Editor’s Note: This story was updated and corrected from an earlier version on June 17, 2009.
The city’s Health Department says it is looking into a compromise that might split the vacant old Fordham Library into a multi-use facility, a sign of hope for local politicians and activists who were outraged last fall when the city said it was planning to turn the building into a full-service animal shelter.
For the past two years, Sistas and Brothas United, a youth activist group affiliated with the Northwest Bronx Community and Clergy Coalition, has lobbied for the space to be turned into an arts and technology center for community use.
Local Councilman Joel Rivera, members of Community Board 7 and another group, Community Action Unlimited, have also worked to see the building turned over for community use.
“Right now we’re in conversations with the Health Department and the mayor’s office about turning at least some of that space over to the community,” Rivera said recently. “It’s something I’m willing to put capital dollars [from the Council budget] into.”
In an e-mail, Celina De leon, a spokesperson for the Health Department, said the agency needs about 15,000 square feet for a full-service animal shelter, which would only take up a little more than half of the library building’s 27,400 square feet and leave the remaining space open for other types of programming.
City law mandates the agency open full-service shelters in every borough and the Bronx currently doesn’t have one.
But De leon also indicated that there might be a less costly alternative, one that Rivera and pet advocates are pushing for at City Hall. Rivera says, and De leon confirmed, that a low-cost spay and neuter facility would require only about 2,000 square feet of space.
It would also be less costly to build and maintain and, at the same time, save the lives of thousands of animals each year, advocates say.
“[Implementing low-cost spay and neuter clinics] will not only save lives, but it will also save the city money.” said Catherine Beason, the executive director of Animal Friendly NYC, a nonprofit political action group.
The city takes in around 40,000 homeless cats and dogs every year, according to the Animal Care and Control Center, which runs the city’s animal shelters.
If the shelters can’t find owners for the animals, they are put to sleep, usually within a week of when they arrive; 39 percent of cats and 28 percent of dogs are euthanized once they reach the shelter, according to city figures.

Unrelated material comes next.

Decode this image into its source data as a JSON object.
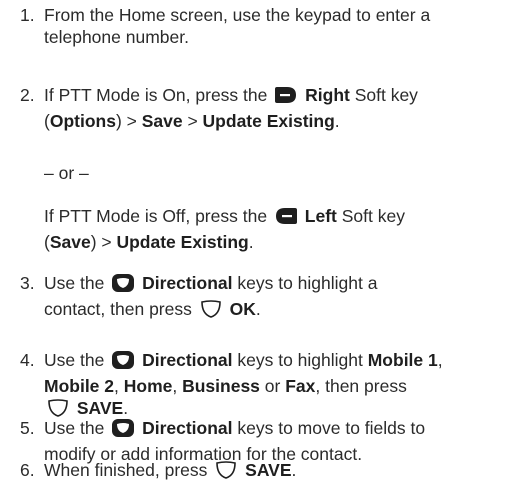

The cost of taking in a dog or cat is about $200 for the city, Beason said, regardless of whether they’re adopted or euthanized. The cost of spaying or neutering a pet at a city-subsidized clinic could be as low as $65, she said.
A decade ago, Beason said the animal rescue community was focused on adoption, but now the emphasis is shifting to prevention — stopping more animals from being left out on the street. The best way to do that, Beason said, is to prevent pets from getting pregnant and having offspring, which are often abandoned by the time they reach sexual maturity.
Abandonment is more of a problem in low-income neighborhoods, Beason said, where owners are less likely to spay or neuter their pets.
A study in the Journal of the Veterinary Medical Association, released in April, said cat-owning families with an income of $35,000 or less are almost are twice as unlikely to get their cats fixed than those making more than $35,000. It’s simple economics, Beason said. Getting your pet fixed is expensive, as much $600 to $700 for a big dog.
That could change, Beason said, if the city decides to change its approach to dealing with homeless pets and funds low-cost spay and neuter clinics around the city.
Rivera said Harlem Councilwoman Inez Dickens has already introduced legislation to repeal the shelter mandate and promote spay and neuter clinics. This has not yet been confirmed, but Rivera said, in any case, the Council won’t get to it until at least after the budget is hammered out in June.
In the meantime, the Health Department isn’t rushing to renovate the library building. “There’s no movement there yet, which is a positive thing,” Rivera said.